Almost done with Aronowitz. He asserts that “America’s colleges and universities have assumed the task of perparing a substantial fraction of the adult population for professional and technical careers, but this cannot be the engine that drives higher education” (157), which of course makes me happy, but also makes me ask — in my contrarian fashion — have they? Does one go to college with the set goal of becoming a politician, a lawyer, an engineer, a doctor, a chemist, a minister? Well, of course: some do, although others — I would argue — discover what they want to do in pursuing their educations. I got a lit degree, I joined the Army as an enlisted man and drove tractor-trailers, I went to graduate school for creative writing and discovered I loved teaching: not exactly a straightforward career path.

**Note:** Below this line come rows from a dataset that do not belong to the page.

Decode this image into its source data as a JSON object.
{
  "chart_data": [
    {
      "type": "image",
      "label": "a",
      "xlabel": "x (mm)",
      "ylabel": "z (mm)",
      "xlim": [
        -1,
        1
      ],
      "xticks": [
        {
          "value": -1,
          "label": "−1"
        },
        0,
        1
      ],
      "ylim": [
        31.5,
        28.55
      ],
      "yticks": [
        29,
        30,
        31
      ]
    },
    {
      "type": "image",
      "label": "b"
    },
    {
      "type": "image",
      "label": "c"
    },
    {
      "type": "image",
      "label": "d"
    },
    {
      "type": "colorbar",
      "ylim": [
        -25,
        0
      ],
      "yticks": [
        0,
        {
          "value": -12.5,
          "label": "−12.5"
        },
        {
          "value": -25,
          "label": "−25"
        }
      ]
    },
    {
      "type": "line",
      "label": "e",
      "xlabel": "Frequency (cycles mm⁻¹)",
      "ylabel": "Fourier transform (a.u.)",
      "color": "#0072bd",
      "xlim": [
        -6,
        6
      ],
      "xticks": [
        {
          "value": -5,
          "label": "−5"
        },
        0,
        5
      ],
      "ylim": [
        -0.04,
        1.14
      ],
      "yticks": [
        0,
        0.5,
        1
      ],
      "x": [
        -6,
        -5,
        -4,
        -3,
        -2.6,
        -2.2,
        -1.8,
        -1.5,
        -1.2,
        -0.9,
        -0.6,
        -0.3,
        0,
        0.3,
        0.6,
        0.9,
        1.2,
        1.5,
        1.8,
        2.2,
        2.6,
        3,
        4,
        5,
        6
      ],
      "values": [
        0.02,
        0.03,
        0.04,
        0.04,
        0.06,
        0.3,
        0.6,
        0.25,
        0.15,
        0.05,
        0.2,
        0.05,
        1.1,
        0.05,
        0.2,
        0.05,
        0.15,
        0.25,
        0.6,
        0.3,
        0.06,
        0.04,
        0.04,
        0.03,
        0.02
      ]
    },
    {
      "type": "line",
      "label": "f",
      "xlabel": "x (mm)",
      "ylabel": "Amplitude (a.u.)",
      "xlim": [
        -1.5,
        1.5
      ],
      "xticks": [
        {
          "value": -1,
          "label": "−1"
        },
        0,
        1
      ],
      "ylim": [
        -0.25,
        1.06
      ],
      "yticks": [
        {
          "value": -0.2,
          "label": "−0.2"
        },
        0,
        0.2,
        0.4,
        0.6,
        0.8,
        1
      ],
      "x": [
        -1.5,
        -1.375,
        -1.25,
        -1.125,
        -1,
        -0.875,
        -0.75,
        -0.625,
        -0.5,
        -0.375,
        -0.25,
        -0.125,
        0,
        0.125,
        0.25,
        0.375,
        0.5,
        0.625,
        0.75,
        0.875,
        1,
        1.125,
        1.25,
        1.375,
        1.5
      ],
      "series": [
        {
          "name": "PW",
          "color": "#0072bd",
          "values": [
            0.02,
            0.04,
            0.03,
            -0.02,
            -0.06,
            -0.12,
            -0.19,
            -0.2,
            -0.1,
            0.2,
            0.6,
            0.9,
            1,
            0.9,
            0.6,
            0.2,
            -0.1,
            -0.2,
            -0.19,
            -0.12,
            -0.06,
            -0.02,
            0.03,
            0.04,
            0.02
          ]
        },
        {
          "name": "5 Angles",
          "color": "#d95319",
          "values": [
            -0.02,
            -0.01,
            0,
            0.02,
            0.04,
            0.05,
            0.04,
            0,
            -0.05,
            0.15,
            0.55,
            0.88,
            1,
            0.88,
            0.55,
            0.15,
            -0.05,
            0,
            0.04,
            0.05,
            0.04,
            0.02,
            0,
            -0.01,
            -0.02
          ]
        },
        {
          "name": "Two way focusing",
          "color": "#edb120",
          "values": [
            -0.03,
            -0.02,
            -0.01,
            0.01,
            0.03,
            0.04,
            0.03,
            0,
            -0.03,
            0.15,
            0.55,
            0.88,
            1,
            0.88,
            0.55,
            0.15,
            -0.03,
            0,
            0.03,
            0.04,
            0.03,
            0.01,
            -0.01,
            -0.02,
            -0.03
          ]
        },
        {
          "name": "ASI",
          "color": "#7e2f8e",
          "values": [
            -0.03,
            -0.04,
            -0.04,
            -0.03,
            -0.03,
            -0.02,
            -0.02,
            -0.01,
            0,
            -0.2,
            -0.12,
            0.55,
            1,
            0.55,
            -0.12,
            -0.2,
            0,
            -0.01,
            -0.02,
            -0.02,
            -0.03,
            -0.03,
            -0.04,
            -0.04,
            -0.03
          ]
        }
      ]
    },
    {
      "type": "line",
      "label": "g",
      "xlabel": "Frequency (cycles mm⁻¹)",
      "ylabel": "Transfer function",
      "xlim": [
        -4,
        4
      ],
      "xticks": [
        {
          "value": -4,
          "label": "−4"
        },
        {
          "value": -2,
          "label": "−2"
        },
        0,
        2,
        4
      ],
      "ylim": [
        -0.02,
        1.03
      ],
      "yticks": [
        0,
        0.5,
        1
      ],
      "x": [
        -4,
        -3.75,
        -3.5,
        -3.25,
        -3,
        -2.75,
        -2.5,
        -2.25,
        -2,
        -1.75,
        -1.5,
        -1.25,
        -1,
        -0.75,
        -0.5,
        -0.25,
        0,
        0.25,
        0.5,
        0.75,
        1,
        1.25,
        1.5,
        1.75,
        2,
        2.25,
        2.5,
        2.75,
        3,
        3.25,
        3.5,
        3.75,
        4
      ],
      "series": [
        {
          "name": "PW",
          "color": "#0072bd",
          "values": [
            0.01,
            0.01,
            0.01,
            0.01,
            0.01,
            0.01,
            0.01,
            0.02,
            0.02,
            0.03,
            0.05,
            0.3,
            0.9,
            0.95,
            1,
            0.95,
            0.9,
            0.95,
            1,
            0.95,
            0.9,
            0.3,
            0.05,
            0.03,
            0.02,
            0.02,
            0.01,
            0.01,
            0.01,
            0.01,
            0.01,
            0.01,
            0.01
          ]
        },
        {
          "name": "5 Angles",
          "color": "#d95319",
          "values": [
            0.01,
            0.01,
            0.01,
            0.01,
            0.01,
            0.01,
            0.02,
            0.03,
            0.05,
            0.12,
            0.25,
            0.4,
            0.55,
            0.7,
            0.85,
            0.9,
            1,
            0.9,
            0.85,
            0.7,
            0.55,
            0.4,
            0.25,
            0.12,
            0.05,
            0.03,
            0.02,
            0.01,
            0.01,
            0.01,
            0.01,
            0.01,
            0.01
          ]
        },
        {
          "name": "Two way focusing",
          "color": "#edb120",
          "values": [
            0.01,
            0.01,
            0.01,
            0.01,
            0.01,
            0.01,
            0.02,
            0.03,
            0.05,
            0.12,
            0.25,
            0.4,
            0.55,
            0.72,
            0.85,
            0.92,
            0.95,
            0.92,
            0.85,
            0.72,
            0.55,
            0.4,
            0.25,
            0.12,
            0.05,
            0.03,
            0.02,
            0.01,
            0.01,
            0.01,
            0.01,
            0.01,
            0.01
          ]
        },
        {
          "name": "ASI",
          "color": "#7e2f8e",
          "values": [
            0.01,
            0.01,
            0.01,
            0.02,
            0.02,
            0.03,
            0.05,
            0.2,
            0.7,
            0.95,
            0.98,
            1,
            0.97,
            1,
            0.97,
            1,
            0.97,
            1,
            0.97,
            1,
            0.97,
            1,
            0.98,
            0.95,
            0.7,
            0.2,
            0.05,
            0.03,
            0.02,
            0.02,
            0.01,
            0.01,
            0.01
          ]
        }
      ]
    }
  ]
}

I’m not sure how Aronowitz sees such practices: are they a problem?
In discussing a hypothesized mass “return to school”, Aronowitz suggests that workers of the future will choose between “vocational or general education objectives” (158): apparently, the distinction — for Aronowitz — is clear-cut, particularly when he contends that “The current academic system has fudged the distinctions between training, education, and learning” (158). To which I want to ask: has it? Or are those distinctions unnecessary and elitist? Where are those distinctions, anyway? Is learning for work any less important than learning for life? I’d alter the distinction: we’ve collapsed the distinctions in favor of training, until all that is training is good and useful, and all that is not training is not useful. This is instrumentalism at its worst: it obscures other values. As Aronowitz points out, “many have thrust training to the fore and called it education” (158) and “the academic system as a whole is caught in a market logic that demands students be job-ready upon graduation” to the point where “colleges and universities are unable to implement an educational system that prepares students for a world of great complexity” (158). Well, OK: actually, there’s still a false binary being perpetuated there, and I don’t know quite how else to get a handle on it.
The thing is, Aronowitz perpetuates that binary in his sneering Marxist elitist presumption that “logic and rhetoric” and “computer literacy” cannot be anything other than “vocational and remedial” (161), and then he turns around and — like so many Americans — buys into the ideals of romantic individualism that foster the growth of capitalism: “real thinking entails marching to your own drummer, ignoring rules the thinker regards as arbitrary” (159), he argues, implicitly offering David Duke his own countercultural legitimation.
The problem is that for Aronowitz, so-called “critical thinking” carries with it a moral perspective: not only is his “critical” antidote to mainstream educational thought a critique and a leftist perspective, it is also implicitly morally superior, and so cannot fall victim to the failings of Lyndon LaRouche or David Duke. In fact, in his ringing peroration that indicts expanding access as mere “tinkering” and “relevance” as “the trend toward a more vocational curriculum”, Aronowitz almost convinces me that the only intelligent perspective is a radical one.
But, frankly, it ain’t so. “Critical” does not necessarily equal “leftist”, and as much as Aronowitz would have it otherwise, one can be on the political right and be very, very smart, and this is the arrogance that has gotten the left in trouble before. I’m further out into the minuses from the political and economic right (like, further left and libertarian than Al Sharpton) than almost all of my peers , but I’m not myopic enough — as Aronowitz and many others on the left appear to be — to presume that the only intelligent people in the United States are liberals.
In their refusal to engage one another in dialogue, both political parties in this nation seem to have forgotten that democratic communities involve tolerance and dissent. In which case, maybe it’s about time to buy some guns.
A lot of juicy stuff there. I would argue that part of the individualism fetish is actually a *leadership* fetish — kind of an update of the notion you find in Arthurian literature that a people stands or falls by its king.
There’s also a major question here: “who exactly are we educating?” You, I believe, have narrowed that question in your own research — but Aronowitz doesn’t even seem to have addressed it. As another knockabout who figured out what she wanted to do well after the “formal education” bit was over, I too would like that experience addressed.